Claudio Hummes - .
«Dedico la mia porpora a Hélder Câmara e Luciano Mendes de Almeida: il Concistoro si è svolto nell’anniversario della loro morte e spero che l’esempio di questi due grandi pastori e profeti brasiliani possa guidarmi. Ovviamente in quel momento ho pensato anche a Claudio Hummes, recentemente scomparso, pilastro della Chiesa d’Amazzonia ». Nonostante i mille impegni romani, dom Leonardo Steiner, arcivescovo di Manaus, non ha perso il suo tratto distintivo: non nega mai una conversazione o un saluto a chi gli si accosta, rispondendo in perfetto italiano. «È una lingua che mi è molto cara. I missionari italiani hanno svolto un lavoro straordinario in Amazzonia. E continuano a farlo». Il neo «cardinale della foresta», come affettuosamente l’hanno soprannominato gli amici, è il primo porporato della Chiesa amazzonica. E proprio di quest’ultima, oltre i confini del colosso brasiliano, si sente rappresentante il teologo francescano, seppure nato nel Sud del Gigante, a migliaia di chilometri dalla selva. «Con la mia nomina, papa Francesco ha voluto mostrare ancora una volta la sua vicinanza e il suo affetto tanto profondo alla “cara Amazzonia”», dice dom Leonardo. E aggiunge: «Dunque non sarò io la voce dell’Amazzonia nella Chiesa universale. Lo è già il Santo Padre! Mi impegno, invece, a compiere ogni sforzo affinché le parole del Papa risuonino con forza nella regione. Il suo magistero, profondamente e autenticamente conciliare, è un dono per tutti i discepoli e le discepole».
Eminenza, la sua designazione cade nell’anno del 50° anniversario del Documento di Santarém da cui è partito il lungo processo che ha portato a Querida Amâzonia, passando per il Sinodo. Come procede il cammino della Chiesa d’Amazzonia?

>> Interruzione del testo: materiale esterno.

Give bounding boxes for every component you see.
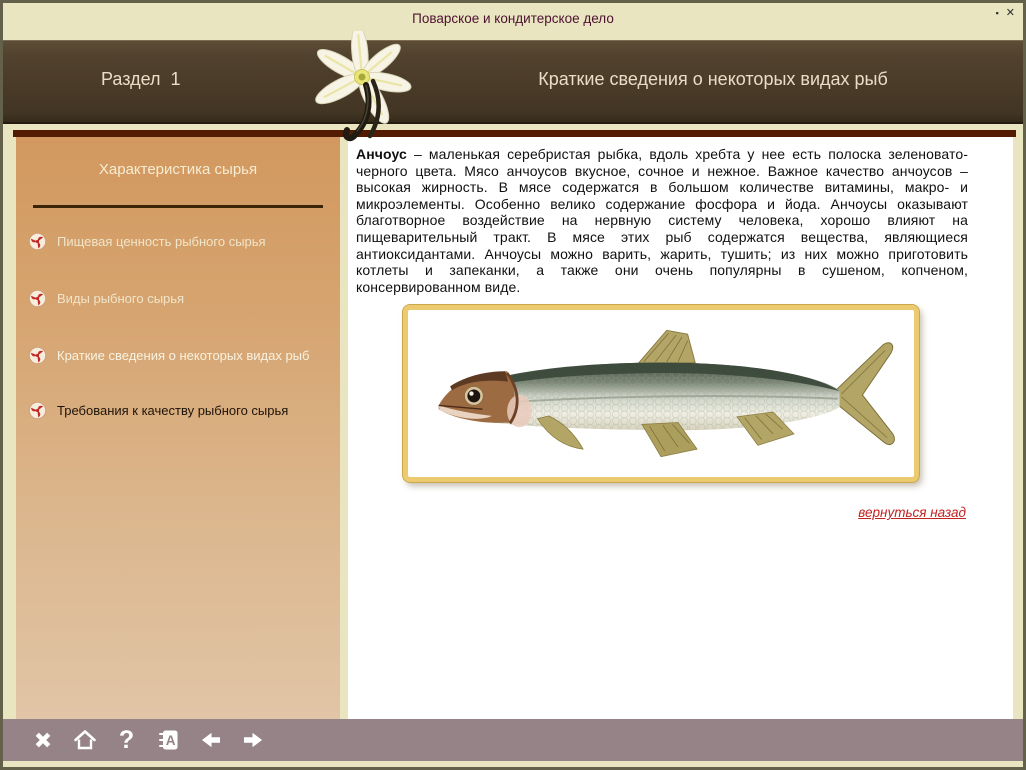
section-number: Раздел 1 <box>101 69 181 90</box>
sidebar-item-label: Виды рыбного сырья <box>57 291 184 306</box>
sidebar-item-food-value[interactable]: Пищевая ценность рыбного сырья <box>16 232 340 251</box>
bottom-toolbar: ? A <box>3 719 1023 761</box>
back-link[interactable]: вернуться назад <box>858 505 966 520</box>
sidebar-divider <box>33 205 323 208</box>
pinwheel-bullet-icon <box>28 401 47 420</box>
svg-text:A: A <box>165 733 175 748</box>
article-term: Анчоус <box>356 146 407 162</box>
sidebar-menu: Характеристика сырья Пищевая ценность ры… <box>16 137 340 719</box>
pinwheel-bullet-icon <box>28 289 47 308</box>
window-title: Поварское и кондитерское дело <box>3 11 1023 26</box>
sidebar-item-label: Пищевая ценность рыбного сырья <box>57 234 266 249</box>
minimize-icon[interactable]: ▪ <box>996 6 999 20</box>
page-title: Краткие сведения о некоторых видах рыб <box>433 69 993 90</box>
sidebar-item-fish-info[interactable]: Краткие сведения о некоторых видах рыб <box>16 346 340 365</box>
home-button[interactable] <box>72 728 97 753</box>
arrow-left-icon <box>199 728 223 752</box>
anchovy-fish-image <box>413 318 909 470</box>
sidebar-item-quality-requirements[interactable]: Требования к качеству рыбного сырья <box>16 401 340 420</box>
home-icon <box>73 728 97 752</box>
content-panel: Анчоус – маленькая серебристая рыбка, вд… <box>348 137 1013 719</box>
glossary-button[interactable]: A <box>156 728 181 753</box>
window-controls: ▪ ✕ <box>996 6 1015 20</box>
arrow-right-icon <box>241 728 265 752</box>
glossary-book-icon: A <box>157 728 181 752</box>
article-text: Анчоус – маленькая серебристая рыбка, вд… <box>348 137 1013 295</box>
accent-divider-bar <box>13 130 1016 137</box>
bottom-margin-strip <box>3 761 1023 770</box>
help-button[interactable]: ? <box>114 728 139 753</box>
exit-button[interactable] <box>30 728 55 753</box>
close-x-icon <box>32 729 54 751</box>
close-icon[interactable]: ✕ <box>1006 6 1015 20</box>
forward-button[interactable] <box>240 728 265 753</box>
sidebar-item-label: Краткие сведения о некоторых видах рыб <box>57 348 309 363</box>
vanilla-flower-icon <box>299 31 421 145</box>
title-bar: Поварское и кондитерское дело ▪ ✕ <box>3 3 1023 40</box>
application-window: Поварское и кондитерское дело ▪ ✕ Раздел… <box>0 0 1026 770</box>
article-body: – маленькая серебристая рыбка, вдоль хре… <box>356 146 968 295</box>
pinwheel-bullet-icon <box>28 346 47 365</box>
sidebar-item-label: Требования к качеству рыбного сырья <box>57 403 288 418</box>
pinwheel-bullet-icon <box>28 232 47 251</box>
sidebar-item-raw-types[interactable]: Виды рыбного сырья <box>16 289 340 308</box>
question-mark-icon: ? <box>119 728 134 753</box>
sidebar-title: Характеристика сырья <box>16 161 340 178</box>
fish-image-frame <box>403 305 919 482</box>
section-header: Раздел 1 Краткие сведения о некоторых ви… <box>3 40 1023 124</box>
back-button[interactable] <box>198 728 223 753</box>
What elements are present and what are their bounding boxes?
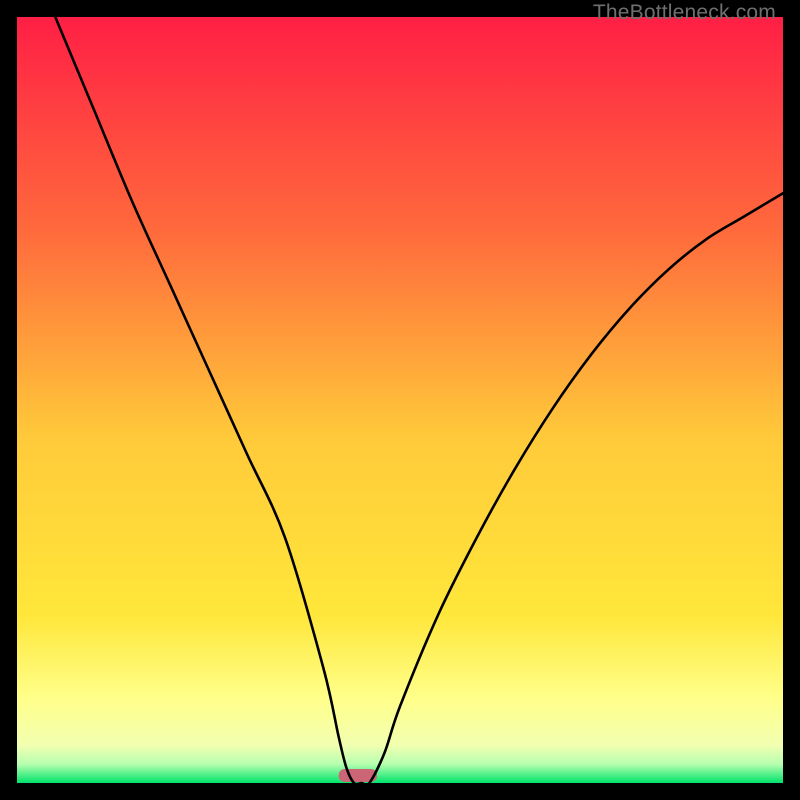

Il Documento di Santarém ha inaugurato la stagione del post-Concilio in Amazzonia, contribuendo alla costruzione di una Chiesa incarnata e liberatrice. Un cammino proseguito con il Sinodo e l’Esortazione. Ora, la mia nomina è un ulteriore stimolo per andare avanti nell’edificazione di una Chiesa sinodale e missionaria, nel solco dei quattro sogni espressi dal Papa in Querida Amâzonia. Tratti, per altro, profondamente radicati nelle nostre comunità ecclesiali in cui la responsabilità dell’evangelizzazione è condivisa da tutti i battezzati. Un protagonismo figlio delle condizioni peculiari di queste terre che, però, è diventato scelta consapevole. Che cosa intende? Le faccio un esempio. Nella mia diocesi, ci sono mille comunità e appena 172 preti. Alcune realtà, dunque, possono celebrare l’Eucaristia solo due volte l’anno. A tenere vivo il Vangelo nella comunità sono i laici. Una necessità che, però, nel tempo, ha dato luogo a un’acquisizione di consapevolezza da parte di questi ultimi della loro responsabilità di battezzati.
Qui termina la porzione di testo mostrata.